Page:Voltaire - Œuvres complètes Garnier tome17.djvu/399

La bibliothèque libre.
Le texte de cette page a été corrigé et est conforme au fac-similé.
379
ARMES, ARMÉES.

Dans les temps des chevaliers, écuyers et varlets, on ne connut plus que la gendarmerie à cheval en Allemagne, en France, en Italie, en Angleterre, en Espagne. Cette gendarmerie était couverte de fer, ainsi que les chevaux. Les fantassins étaient des serfs qui faisaient plutôt les fonctions de pionniers que de soldats. Mais les Anglais eurent toujours dans leurs gens de pied de bons archers, et c’est en grande partie ce qui leur fit gagner presque toutes les batailles.

Qui croirait qu’aujourd’hui les armées ne font guère que des expériences de physique ? Un soldat serait bien étonné si quelque savant lui disait : « Mon ami, tu es un meilleur machiniste qu’Archimède. Cinq parties de salpêtre, une partie de soufre, une partie de carbo ligneus, ont été préparées chacune à part. Ton salpêtre dissous, bien filtré, bien évaporé, bien cristallisé, bien remué, bien séché, s’est incorporé avec le soufre purifié, et d’un beau jaune. Ces deux ingrédients, mêlés avec le charbon pilé, ont formé de grosses boules par le moyen d’un peu de vinaigre, ou de dissolution de sel ammoniac, ou d’urine. Ces boules ont été réduites in pulverem pyrium dans un moulin. L’effet de ce mélange est une dilatation qui est à peu près comme quatre mille est à l’unité ; et le plomb qui est dans ton tuyau fait un autre effet qui est le produit de sa masse multipliée par sa vitesse.

« Le premier qui devina une grande partie de ce secret de mathématique fut un bénédictin[1] nommé Roger Bacon. Celui qui l’inventa tout entier fut un autre bénédictin allemand nommé Schwartz, au xive siècle. Ainsi, c’est à deux moines que tu dois l’art d’être un excellent meurtrier, si tu tires juste, et si ta poudre est bonne.

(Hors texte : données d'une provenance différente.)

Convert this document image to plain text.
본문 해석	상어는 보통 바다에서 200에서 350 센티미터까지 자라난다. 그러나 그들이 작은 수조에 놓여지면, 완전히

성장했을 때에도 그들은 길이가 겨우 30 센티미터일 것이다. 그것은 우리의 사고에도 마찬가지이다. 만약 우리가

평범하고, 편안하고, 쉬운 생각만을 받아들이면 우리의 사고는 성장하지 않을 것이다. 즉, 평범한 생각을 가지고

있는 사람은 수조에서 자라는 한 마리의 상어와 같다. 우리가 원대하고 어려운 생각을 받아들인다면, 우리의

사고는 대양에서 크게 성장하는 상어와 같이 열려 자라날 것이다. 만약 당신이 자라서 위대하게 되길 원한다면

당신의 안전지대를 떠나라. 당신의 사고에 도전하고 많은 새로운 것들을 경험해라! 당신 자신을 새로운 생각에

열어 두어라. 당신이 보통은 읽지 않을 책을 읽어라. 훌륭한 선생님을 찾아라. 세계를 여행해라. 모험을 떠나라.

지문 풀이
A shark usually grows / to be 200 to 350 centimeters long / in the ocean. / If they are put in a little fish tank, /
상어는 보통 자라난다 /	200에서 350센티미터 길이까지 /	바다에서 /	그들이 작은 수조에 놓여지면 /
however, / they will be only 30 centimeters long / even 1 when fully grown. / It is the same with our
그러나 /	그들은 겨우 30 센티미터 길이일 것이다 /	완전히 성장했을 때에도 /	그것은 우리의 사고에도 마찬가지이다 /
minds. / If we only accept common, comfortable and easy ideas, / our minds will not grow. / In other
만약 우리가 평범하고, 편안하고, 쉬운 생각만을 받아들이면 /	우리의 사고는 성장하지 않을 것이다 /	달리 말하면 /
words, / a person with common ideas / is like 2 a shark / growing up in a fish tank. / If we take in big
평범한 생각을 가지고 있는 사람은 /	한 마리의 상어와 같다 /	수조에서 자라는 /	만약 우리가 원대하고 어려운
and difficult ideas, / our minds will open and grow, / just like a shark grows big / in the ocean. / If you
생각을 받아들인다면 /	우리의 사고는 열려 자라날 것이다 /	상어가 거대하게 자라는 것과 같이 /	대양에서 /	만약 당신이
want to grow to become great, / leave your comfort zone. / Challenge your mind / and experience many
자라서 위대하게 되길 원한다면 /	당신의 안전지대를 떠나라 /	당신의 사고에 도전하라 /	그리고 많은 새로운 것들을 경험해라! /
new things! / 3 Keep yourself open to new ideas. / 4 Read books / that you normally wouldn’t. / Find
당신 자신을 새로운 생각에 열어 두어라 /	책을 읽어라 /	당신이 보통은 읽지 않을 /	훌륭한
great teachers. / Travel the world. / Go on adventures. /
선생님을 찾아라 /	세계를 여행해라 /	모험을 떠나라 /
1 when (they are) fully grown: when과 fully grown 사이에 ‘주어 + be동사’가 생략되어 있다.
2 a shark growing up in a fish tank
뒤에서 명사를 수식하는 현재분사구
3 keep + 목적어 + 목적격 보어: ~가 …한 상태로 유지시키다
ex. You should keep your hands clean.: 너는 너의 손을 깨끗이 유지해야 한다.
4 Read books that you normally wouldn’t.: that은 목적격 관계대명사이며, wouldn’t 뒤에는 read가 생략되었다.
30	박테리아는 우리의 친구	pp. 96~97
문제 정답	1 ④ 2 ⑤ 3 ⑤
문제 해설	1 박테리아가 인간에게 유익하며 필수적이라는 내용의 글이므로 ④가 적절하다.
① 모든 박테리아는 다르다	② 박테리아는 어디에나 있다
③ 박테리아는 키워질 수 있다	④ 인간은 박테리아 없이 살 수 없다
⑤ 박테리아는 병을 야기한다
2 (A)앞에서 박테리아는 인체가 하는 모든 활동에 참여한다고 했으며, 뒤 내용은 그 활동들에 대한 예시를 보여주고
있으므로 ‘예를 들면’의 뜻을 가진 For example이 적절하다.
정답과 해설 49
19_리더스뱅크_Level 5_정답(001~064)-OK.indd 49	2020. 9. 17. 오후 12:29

« C’est en vain que Ducange a prétendu qu’en 1338 les registres de la chambre des comptes de Paris font mention d’un mémoire payé pour de la poudre à canon : n’en crois rien, il s’agit là de l’artillerie, nom affecté aux anciennes machines de guerre, et aux nouvelles.

« La poudre à canon fit oublier entièrement le feu grégeois, dont les Maures faisaient encore quelque usage. Te voilà enfin dépositaire d’un art qui non-seulement imite le tonnerre, mais qui est beaucoup plus terrible. »

Ce discours qu’on tiendrait à un soldat serait de la plus grande vérité. Deux moines ont en effet changé la face de la terre.

Avant que les canons fussent connus, les nations hyperborées

  1. Bacon était cordelier : voyez une note, tome XII, page 19.